I tried proving it by looking at conjugation and order. Let $\sigma \in Z(S_{n})$ and $\tau \in S_{n}$ be randomly given. Let $s$ be the order of $\sigma$, $s^{-1}$ the order of $\sigma^{-1}$ and $t$ the order of $\tau $.
We know that $\tau \in S_{n}$ , so $\sigma \cdot \tau \cdot \sigma^{-1} \in S_{n}$. We know that $\sigma$ commutes with everything, so $\sigma \cdot \tau \cdot \sigma^{-1} = \tau$ So $\tau$ and $\sigma \cdot \tau \cdot \sigma^{-1}$ both have order $t$.
We also know that $\sigma \cdot \tau \cdot \sigma^{-1}$ its order is $lcm(s, lcm(t, s^{-1}))$. But the least common multiple is both associative and commutative, so $\sigma \cdot \tau \cdot \sigma^{-1}$ its order is also $lcm(lcm(s,s^{-1}), t)$. But we know that $lcm(s,s^{-1}) = 1$, considering $\sigma \cdot \sigma^{-1} = id$. So therefore both $s$ and $s^{-1}$ must be equal to $1$, but that also means that $\sigma = id$. But then all elements in $Z(S_{n})$ must be the identity, which was what we wanted to proof.

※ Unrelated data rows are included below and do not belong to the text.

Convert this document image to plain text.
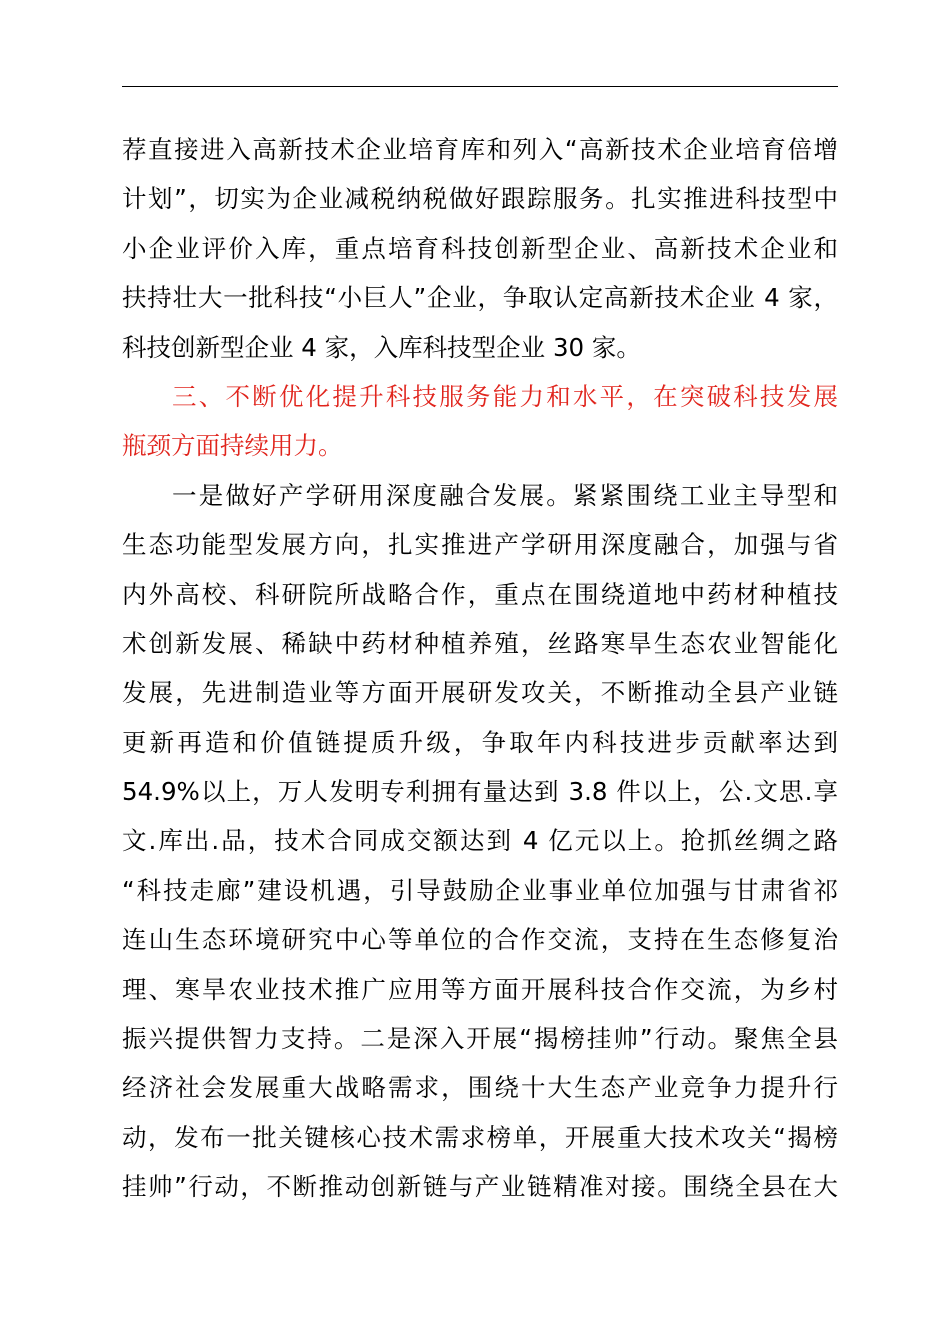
荐直接进入高新技术企业培育库和列入“高新技术企业培育倍增
计划”，切实为企业减税纳税做好跟踪服务。扎实推进科技型中
小企业评价入库，重点培育科技创新型企业、高新技术企业和
扶持壮大一批科技“小巨人”企业，争取认定高新技术企业 4 家，
科技创新型企业 4 家，入库科技型企业 30 家。
三、不断优化提升科技服务能力和水平，在突破科技发展
瓶颈方面持续用力。
一是做好产学研用深度融合发展。紧紧围绕工业主导型和
生态功能型发展方向，扎实推进产学研用深度融合，加强与省
内外高校、科研院所战略合作，重点在围绕道地中药材种植技
术创新发展、稀缺中药材种植养殖，丝路寒旱生态农业智能化
发展，先进制造业等方面开展研发攻关，不断推动全县产业链
更新再造和价值链提质升级，争取年内科技进步贡献率达到
54.9%以上，万人发明专利拥有量达到 3.8 件以上，公.文思.享
文.库出.品，技术合同成交额达到 4 亿元以上。抢抓丝绸之路
“科技走廊”建设机遇，引导鼓励企业事业单位加强与甘肃省祁
连山生态环境研究中心等单位的合作交流，支持在生态修复治
理、寒旱农业技术推广应用等方面开展科技合作交流，为乡村
振兴提供智力支持。二是深入开展“揭榜挂帅”行动。聚焦全县
经济社会发展重大战略需求，围绕十大生态产业竞争力提升行
动，发布一批关键核心技术需求榜单，开展重大技术攻关“揭榜
挂帅”行动，不断推动创新链与产业链精准对接。围绕全县在大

My biggest problem with this proof is the part where I state that because the $lcm$ is commutative and associative, $lcm(s,s^{-1}) = 1$, is this like a legit move? I don't know why but this just rubs me the wrong way
Unfortunately, there are a number of problems with your "proof". First, $s^{-1}=s$ (and the notation is very regrettable), so your statement that $lcm(s,s^{-1})=1$ is not legitimate. However, the most serious mistake is that you have not used the fact that $n\geq 3$.
Try the following:
Suppose $\sigma\in Z(S_n)$ is not the identity. Then $\sigma(i)=j\neq i$ for some $i,j\in\{1,\ldots,n\}$. Now, since $n\geq 3$, there exists $k\in \{1,\ldots,n\}\backslash\{i,j\}$.
Claim: There exists $\tau\in S_n$ such that $\tau(j)=k$, but $\tau(i)=i$ (can you think of one?).
Given the claim, compute $\sigma\tau(i)$ and $\tau\sigma(i)$. Are they equal? If not, what can you conclude?